Par Fadi Lendo
La Mission d'Observation Electorale (MOE) CENCO-ECC rappelle toutes les parties prenantes , au travers d'un communiqué fait le 04 mai à Kinshasa, que l'audit externe crédible du fichier électoral de la République Démocratique du Congo en chantier reste un élément central qui va participer à la construction d'un consensus sur les listes électorales.
La Mission insiste sur le fait que l'audit externe reste l'une des conditions sine qua non pour amplifier la confiance du public à l'Organisation de Gestion des Élections de la RDC et au processus électoral lui-même.
" Ainsi la MOE CENCO-ECC recommande à la CENI de s'en tenir au principe de l'audit externe du fichier électoral dans les délais convenables , en opérant des réaménagements à l'intérieur du calendrier électoral , comme il a été question avec les différentes périodes de rattrapage accordées aux candidats électeurs" lit-on.
Il importe de rappeler que l'Organisation Internationale de la Francophonie avait décliné l'offre de la CENI en évoquant un délai étriqué imparti à la mission d'audit dudit fichier.
La MOE CENCO-ECC dit , en outre, être profondément préoccuper par la controverse constatée ces derniers jours autour de l'audit externe du fichier électoral notamment la position de la société civile qui consiste à renfermer cette démarche au niveau national sur base d'éléments que la MOE trouve politiques et non techniques.

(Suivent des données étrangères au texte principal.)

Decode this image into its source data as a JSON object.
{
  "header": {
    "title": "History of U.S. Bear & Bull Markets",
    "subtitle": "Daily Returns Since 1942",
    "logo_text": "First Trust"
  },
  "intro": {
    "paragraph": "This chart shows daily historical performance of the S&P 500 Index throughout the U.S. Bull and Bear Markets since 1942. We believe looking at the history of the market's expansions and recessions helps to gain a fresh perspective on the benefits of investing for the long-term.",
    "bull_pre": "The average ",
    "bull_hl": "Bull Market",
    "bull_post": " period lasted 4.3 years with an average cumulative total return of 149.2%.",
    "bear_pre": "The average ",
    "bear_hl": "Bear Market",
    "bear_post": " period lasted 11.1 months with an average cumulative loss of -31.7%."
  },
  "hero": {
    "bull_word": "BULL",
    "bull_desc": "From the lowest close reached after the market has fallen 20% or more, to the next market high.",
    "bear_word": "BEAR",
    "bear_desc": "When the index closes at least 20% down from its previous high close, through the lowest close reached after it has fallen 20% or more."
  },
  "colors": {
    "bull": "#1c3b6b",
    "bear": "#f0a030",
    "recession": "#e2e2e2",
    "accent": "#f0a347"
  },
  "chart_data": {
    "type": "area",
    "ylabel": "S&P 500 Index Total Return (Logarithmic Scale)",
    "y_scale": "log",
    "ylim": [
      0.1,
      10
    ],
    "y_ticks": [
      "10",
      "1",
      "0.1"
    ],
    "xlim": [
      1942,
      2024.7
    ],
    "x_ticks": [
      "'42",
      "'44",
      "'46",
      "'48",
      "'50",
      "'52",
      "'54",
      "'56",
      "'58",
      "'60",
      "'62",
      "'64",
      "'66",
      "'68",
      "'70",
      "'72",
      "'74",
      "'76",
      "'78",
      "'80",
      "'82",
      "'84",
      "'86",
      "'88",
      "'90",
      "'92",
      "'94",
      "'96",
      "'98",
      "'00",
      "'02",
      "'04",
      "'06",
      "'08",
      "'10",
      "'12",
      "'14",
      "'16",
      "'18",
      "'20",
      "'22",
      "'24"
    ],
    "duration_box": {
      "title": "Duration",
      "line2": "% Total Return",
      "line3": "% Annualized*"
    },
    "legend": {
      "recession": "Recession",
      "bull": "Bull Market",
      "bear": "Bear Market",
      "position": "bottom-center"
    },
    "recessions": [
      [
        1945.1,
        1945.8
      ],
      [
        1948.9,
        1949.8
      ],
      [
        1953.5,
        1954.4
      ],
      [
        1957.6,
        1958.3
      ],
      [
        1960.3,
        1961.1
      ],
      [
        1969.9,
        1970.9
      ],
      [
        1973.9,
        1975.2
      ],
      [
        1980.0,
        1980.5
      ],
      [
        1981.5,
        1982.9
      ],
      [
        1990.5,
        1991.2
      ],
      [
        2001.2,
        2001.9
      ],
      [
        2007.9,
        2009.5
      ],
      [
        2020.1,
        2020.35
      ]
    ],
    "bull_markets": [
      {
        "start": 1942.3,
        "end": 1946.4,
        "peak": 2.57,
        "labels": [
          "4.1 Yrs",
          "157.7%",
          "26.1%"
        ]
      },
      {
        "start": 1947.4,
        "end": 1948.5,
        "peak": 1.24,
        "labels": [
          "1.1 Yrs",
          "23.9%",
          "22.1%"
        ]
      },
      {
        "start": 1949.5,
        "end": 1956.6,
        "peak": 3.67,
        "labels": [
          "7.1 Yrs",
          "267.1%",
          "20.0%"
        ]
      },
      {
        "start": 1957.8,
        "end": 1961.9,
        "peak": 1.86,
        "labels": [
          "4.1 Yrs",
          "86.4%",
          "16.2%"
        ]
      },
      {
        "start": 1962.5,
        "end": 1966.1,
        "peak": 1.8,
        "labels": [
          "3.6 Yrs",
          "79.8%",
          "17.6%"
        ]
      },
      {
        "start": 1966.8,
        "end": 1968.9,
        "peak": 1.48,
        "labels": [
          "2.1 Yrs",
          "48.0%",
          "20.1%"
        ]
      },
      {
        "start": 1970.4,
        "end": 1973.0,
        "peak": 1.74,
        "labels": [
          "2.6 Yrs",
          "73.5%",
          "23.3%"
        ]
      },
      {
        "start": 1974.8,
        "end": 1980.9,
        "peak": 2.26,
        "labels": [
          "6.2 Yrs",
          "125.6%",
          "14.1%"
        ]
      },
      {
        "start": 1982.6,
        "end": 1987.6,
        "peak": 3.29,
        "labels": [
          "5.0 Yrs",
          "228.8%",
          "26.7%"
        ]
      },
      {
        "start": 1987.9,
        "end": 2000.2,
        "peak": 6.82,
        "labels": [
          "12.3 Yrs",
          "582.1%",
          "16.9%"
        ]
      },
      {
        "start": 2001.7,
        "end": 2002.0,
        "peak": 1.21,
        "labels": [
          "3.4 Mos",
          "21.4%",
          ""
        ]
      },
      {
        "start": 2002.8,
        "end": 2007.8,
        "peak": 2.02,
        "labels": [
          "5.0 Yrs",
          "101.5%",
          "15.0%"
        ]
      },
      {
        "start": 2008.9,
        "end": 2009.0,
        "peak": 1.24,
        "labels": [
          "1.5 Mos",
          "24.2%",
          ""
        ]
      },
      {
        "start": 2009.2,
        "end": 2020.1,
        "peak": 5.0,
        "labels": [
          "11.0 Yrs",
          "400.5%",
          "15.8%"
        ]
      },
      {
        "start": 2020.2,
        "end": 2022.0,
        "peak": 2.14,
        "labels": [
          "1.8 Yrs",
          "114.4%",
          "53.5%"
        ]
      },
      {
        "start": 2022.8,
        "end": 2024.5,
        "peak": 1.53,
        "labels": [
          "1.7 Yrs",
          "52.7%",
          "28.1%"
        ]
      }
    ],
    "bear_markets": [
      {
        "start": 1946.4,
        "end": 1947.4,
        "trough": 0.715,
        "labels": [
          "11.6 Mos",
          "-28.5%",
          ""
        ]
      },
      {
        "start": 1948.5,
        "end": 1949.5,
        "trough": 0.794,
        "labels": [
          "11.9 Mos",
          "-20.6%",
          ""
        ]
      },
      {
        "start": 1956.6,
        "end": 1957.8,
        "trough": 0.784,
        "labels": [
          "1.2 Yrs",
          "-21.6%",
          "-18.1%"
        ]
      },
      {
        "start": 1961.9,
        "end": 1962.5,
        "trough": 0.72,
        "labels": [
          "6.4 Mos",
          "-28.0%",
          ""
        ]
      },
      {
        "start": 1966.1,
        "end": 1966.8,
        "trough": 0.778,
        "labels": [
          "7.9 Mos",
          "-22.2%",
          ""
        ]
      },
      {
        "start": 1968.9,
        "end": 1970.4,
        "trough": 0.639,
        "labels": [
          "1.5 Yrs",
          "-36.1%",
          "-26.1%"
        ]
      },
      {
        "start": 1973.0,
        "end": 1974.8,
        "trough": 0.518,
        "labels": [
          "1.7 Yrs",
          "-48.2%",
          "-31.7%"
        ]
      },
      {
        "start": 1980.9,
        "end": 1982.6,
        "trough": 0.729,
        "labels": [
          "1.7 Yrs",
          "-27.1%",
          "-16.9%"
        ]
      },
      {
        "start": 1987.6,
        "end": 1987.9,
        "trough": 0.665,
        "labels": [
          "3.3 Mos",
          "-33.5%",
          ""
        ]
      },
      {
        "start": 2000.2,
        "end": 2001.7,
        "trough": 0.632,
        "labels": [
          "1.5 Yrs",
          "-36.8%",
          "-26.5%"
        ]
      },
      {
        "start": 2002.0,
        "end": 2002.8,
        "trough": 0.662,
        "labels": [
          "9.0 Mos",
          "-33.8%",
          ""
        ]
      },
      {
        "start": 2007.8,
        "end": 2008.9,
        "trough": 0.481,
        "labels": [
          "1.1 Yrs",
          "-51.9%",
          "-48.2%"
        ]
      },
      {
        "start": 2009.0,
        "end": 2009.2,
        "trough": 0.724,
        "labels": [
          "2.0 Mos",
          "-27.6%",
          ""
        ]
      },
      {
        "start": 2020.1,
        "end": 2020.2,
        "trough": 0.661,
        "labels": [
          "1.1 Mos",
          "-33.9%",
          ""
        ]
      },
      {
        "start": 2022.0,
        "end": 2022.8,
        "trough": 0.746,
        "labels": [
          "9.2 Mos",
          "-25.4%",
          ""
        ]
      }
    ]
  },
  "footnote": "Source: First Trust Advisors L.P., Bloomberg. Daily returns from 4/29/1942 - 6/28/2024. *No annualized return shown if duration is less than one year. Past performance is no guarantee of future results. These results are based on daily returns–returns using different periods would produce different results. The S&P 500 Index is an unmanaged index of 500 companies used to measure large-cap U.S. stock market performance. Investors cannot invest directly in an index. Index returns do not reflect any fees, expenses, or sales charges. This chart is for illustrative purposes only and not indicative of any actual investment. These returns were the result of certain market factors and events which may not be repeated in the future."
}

La mission CENCO -ECC apprécie et remercie, par ailleurs, d'avoir mis à la disposition de toutes les parties prenantes les termes de référence des journées portes ouvertes.
Elle sollicite, cependant, de la CENI l'organisation d'un cadre de concertation avant l'audit externe du fichier électoral et la publication des statistiques pour se convenir sur les termes de référence de l'audit externe du fichier électoral et apporter des éclairages concernant la situation des matériels électoraux sensibles qui se sont retrouvés entre les mains des individus ainsi que d'autres faits soulevés par la MOE dans ses différents rapports.
" Ce cadre de concertation devra réunir les représentants de la majorité au pouvoir, ceux de l'opposition, la CENI et les MOES accréditées ayant publiés au moins un rapport sur l'opération de l'enregistrement des électeurs" écrit la mission d'observation.
Elle recommande aussi que les réponses aux questions du formulaire soumis à la CENI lors des journées portes ouvertes et les clarifications à apporter lors du cadre de concertation sollicité soit publier dans les tous prochains jours afin de contribuer à la transparence du processus électoral et , par ricochet , à la mobilisation de la confiance du public audit processus.